Operating Room Preparation and External Fixation Equipment
Paul S. Cooper
Introduction
Perioperative planning can significantly improve the efficiency of external fixator application in the operating room. Template ring sizing can reduce inventory on the back operating table during setup and the surgeon should have a preliminary idea of the type and design of external fixation needed for the procedure (Figure 5.1). In many of the foot and ankle cases, the circular external fixators can be pre-built and sterilized, expediting the operating room time for application (Figure 5.2A and B).
Operating Room Preparation for Circular External Fixation of the Foot and Ankle
The operating table should be positioned in the room so that there is adequate sterile space at the distal end for surgeon movement during multiplane wire insertion. The patient is positioned on a standard operating room table if mini C-arm fluoroscopy is utilized. Alternatively, more proximal cases involving the tibia, for example, corticotomy with bone transport, are best performed on a fluoroscopy operating table. Mini fluoroscopy is positioned on the ipsilateral surgical side, while a conventional image intensifier C-arm fluoroscope is positioned on the contralateral side (Figure 5.3).
Figure 5.1. Preoperative ring sizing of the lower extremity determines which rings to have available in the operating room. |
The patient is positioned with the operative lower extremity in neutral position utilizing bolsters under the ipsilateral buttocks and/or shoulder (Figure 5.3). The contralateral lower extremity is well padded over the fibular head and malleoli to prevent peroneal nerve compression and pressure sores over the lateral ankle (Figure 5.4). The use of a pneumatic sequential compression device for the contralateral lower extremity is considered on the basis of the time duration of the surgery. A thigh tourniquet is placed to allow full access to the tibia and knee joint. The patella should be draped out and needs to be visualized to access for rotation, and the foot should be located a few centimeters proximal to the end of the operating table. The leg may need to be elevated on a leg holder to facilitate lateral fluoroscopic examination during the procedure (Figure 5.4). Draping should include multiple layers to minimize transosseous wire penetration during circular external fixation application. Additional sterile towels should be available during the case for positioning of the lower extremity within the circular external fixation device.

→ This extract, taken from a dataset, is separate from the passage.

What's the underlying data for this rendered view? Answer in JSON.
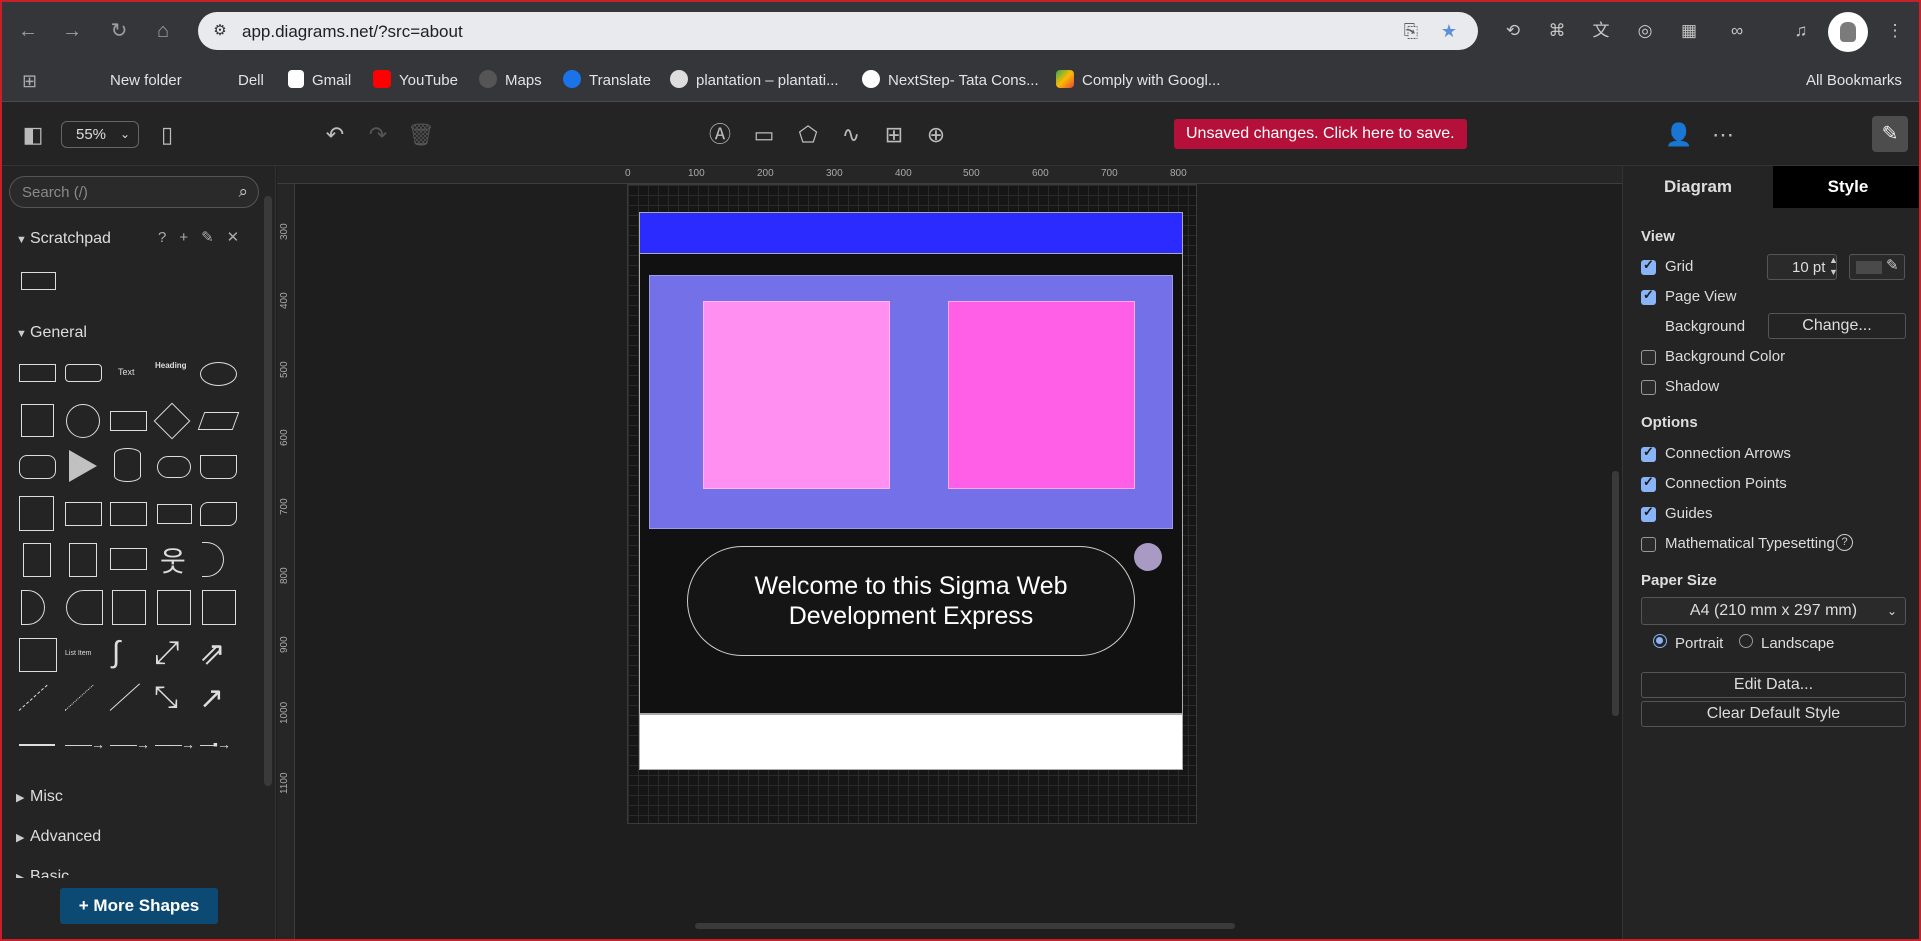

External fixation application comprises multiple components often requiring assembly intraoperatively. An organized back table is essential for efficient building and application of the external fixation device (Figure 5.5). The back table should have the basic trays of components laid out, or to increase efficiency, a larger single tray with the most frequently used components (Figure 5.6A–C). If half-pins are planned to be utilized, a separate tray with pins, insertion tools, and pin cutters is used (Figure 5.7). A pre-built circular external fixation that can be utilized for most foot and ankle cases is placed on the back table, or alternatively, a ring tray is added for custom circular external fixation build out intraoperatively. A separate table is set up for standard instruments including power saws and burrs, osteotomes, and retractors. Extra batteries for the power instrumentation should be readily available. Maintenance of
separation between instrumentation used to address infected or contaminated tissues and those used during the circular external fixation application is critical to reduce risk of postoperative complications.
separation between instrumentation used to address infected or contaminated tissues and those used during the circular external fixation application is critical to reduce risk of postoperative complications.